A Ana é uma sem abrigo. Já a conheço há mais de trinta anos. Sempre igual a si mesma.
Contam-se histórias de que é de “boa família”. Teve um filho. Tiraram-lho. E a Ana entrou no seu mundo privado. As ruas são a sua casa. Alimenta-se do que aparece, até em caixotes do lixo. Está quase sempre bem disposta. Morena pelo sol de Verão e pela sujidade da sua pele. No Inverno, cheia de roupa. Faz frio.
Nem sei se ela sabe o que é, ou se é Natal. De qualquer forma, a noite de consoada deve ser “uma chatice” para a Ana – não andam pessoas na rua para lhe darem um cigarrito…
Há uns anos fui, com os meus dois filhos, na noite do dia 24 de Dezembro, ao encontro da Ana. Levei-lhe uma pequena ceia de consoada onde nada faltava. Ah! E mais dois maços de tabaco e uma cervejita para aquecer.
Achei que devia isso à Ana. Achei que devia isso aos meus filhos.

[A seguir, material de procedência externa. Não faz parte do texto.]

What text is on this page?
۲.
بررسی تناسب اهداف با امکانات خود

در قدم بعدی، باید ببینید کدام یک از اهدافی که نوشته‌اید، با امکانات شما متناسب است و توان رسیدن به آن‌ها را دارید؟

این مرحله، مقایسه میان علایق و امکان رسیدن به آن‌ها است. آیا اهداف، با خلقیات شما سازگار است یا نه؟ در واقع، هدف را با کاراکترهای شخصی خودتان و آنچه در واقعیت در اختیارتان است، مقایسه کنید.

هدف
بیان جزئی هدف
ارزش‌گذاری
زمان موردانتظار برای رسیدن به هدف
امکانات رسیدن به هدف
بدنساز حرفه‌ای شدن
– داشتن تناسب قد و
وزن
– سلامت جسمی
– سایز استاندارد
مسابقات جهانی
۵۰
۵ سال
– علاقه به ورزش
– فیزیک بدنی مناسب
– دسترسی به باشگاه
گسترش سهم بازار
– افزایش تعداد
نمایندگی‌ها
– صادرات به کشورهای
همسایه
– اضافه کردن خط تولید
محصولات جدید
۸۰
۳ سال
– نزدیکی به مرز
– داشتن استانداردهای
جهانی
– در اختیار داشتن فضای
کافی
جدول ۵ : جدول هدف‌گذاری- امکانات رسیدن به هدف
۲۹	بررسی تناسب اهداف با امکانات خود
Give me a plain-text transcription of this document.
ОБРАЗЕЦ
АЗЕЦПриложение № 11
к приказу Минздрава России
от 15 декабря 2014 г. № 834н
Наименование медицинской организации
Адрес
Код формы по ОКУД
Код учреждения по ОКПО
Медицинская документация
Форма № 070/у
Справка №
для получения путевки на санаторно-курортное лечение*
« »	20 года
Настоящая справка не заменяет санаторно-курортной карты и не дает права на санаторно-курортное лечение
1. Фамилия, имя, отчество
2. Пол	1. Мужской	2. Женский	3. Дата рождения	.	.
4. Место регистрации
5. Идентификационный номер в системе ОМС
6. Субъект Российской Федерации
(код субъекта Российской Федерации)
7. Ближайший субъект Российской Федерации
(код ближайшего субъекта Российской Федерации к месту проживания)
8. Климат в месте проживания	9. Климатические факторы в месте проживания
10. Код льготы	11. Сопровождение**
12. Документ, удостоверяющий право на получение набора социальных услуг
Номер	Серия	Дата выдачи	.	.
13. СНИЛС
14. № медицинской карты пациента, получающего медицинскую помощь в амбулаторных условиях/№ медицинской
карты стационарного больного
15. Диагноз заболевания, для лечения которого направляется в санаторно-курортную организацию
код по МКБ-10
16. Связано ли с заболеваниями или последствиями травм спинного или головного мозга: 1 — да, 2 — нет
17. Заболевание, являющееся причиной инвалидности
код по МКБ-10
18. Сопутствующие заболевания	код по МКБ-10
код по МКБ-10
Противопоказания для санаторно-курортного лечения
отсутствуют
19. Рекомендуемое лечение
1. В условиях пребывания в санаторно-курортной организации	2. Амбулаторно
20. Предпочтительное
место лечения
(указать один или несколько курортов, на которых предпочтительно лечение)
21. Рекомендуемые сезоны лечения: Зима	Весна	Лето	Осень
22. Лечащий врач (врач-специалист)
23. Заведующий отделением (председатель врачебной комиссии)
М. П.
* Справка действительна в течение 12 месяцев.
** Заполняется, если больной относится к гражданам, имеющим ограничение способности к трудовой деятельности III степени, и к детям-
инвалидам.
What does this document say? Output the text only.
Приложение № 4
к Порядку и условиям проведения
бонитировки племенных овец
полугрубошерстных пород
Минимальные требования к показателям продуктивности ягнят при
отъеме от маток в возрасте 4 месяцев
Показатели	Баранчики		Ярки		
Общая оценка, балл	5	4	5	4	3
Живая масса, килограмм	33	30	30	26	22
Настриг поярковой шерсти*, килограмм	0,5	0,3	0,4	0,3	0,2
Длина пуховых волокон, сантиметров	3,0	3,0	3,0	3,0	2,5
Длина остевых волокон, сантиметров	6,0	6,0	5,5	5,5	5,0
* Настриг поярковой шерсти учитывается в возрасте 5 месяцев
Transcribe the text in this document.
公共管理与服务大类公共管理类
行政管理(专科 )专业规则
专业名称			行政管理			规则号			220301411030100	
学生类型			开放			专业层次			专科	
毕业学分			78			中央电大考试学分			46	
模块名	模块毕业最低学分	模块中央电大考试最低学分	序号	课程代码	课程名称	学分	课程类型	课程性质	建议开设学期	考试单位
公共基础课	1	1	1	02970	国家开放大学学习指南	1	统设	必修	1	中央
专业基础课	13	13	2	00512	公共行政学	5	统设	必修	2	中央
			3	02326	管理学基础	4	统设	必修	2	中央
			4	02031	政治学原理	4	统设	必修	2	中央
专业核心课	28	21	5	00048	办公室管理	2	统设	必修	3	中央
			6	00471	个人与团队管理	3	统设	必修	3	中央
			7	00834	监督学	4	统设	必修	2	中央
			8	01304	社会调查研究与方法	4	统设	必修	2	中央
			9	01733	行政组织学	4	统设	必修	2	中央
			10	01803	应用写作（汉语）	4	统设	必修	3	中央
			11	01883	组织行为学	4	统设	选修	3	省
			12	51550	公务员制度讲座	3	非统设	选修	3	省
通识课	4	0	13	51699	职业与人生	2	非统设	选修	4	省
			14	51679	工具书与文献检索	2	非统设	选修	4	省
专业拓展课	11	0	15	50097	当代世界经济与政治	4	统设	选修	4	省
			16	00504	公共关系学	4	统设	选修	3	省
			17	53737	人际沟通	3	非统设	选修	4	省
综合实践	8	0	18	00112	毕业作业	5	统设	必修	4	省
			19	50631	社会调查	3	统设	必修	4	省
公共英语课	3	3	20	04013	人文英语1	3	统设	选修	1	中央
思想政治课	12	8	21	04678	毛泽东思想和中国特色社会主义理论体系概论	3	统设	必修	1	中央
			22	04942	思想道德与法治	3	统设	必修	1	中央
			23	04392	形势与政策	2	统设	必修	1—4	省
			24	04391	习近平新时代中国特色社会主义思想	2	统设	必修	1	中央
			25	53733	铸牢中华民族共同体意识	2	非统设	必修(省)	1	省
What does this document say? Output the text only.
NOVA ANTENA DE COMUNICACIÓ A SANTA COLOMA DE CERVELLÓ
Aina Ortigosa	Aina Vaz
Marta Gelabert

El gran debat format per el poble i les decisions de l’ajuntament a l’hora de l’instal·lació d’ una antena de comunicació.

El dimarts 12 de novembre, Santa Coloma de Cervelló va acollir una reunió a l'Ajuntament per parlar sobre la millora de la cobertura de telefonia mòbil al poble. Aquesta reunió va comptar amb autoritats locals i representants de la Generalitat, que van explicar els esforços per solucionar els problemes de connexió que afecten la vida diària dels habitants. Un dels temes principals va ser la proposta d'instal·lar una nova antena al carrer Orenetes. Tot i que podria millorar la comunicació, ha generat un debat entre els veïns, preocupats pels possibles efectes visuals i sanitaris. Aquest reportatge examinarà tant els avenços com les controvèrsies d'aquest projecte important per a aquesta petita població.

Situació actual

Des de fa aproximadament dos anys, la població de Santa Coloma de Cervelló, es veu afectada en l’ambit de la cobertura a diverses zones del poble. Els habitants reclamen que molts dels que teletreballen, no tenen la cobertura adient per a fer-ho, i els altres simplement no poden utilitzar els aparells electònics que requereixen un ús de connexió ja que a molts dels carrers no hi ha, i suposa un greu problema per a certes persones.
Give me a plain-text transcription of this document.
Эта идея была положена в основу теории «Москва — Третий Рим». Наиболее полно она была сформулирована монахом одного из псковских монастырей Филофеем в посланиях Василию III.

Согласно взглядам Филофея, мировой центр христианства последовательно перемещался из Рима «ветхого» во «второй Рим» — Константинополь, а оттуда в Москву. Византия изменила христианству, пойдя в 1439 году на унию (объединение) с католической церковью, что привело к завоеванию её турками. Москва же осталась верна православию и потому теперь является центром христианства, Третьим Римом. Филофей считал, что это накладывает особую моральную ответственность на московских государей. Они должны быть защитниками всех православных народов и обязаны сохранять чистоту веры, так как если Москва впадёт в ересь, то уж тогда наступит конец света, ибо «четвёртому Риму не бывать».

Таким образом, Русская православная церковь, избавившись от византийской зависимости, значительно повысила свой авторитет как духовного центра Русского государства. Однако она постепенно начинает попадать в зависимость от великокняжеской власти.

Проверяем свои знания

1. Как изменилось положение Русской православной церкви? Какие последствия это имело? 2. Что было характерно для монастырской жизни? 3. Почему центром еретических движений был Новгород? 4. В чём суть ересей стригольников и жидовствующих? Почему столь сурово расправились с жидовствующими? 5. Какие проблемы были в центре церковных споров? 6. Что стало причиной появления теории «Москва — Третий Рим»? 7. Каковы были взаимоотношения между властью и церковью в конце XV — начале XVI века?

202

O Natal não é receber, é dar. Principalmente Amor.
Quem vê hoje a Ana, não deve pensar que ela já foi uma criança e que deve ter tido Natais muito felizes com a sua família. E fico sempre a interrogar-me – será que a Ana terá algum vislumbre dos seus Natais de criança? Do sapatinho na chaminé e dos presentes que recebia? Sim! Porque o Natal já teve significado para a Ana algures na sua existência!
A Ana continua a sua vida sempre igual todos os dias. Para ela é sempre Natal … Ou não! As luzes da cidade só brilham uma vez por ano!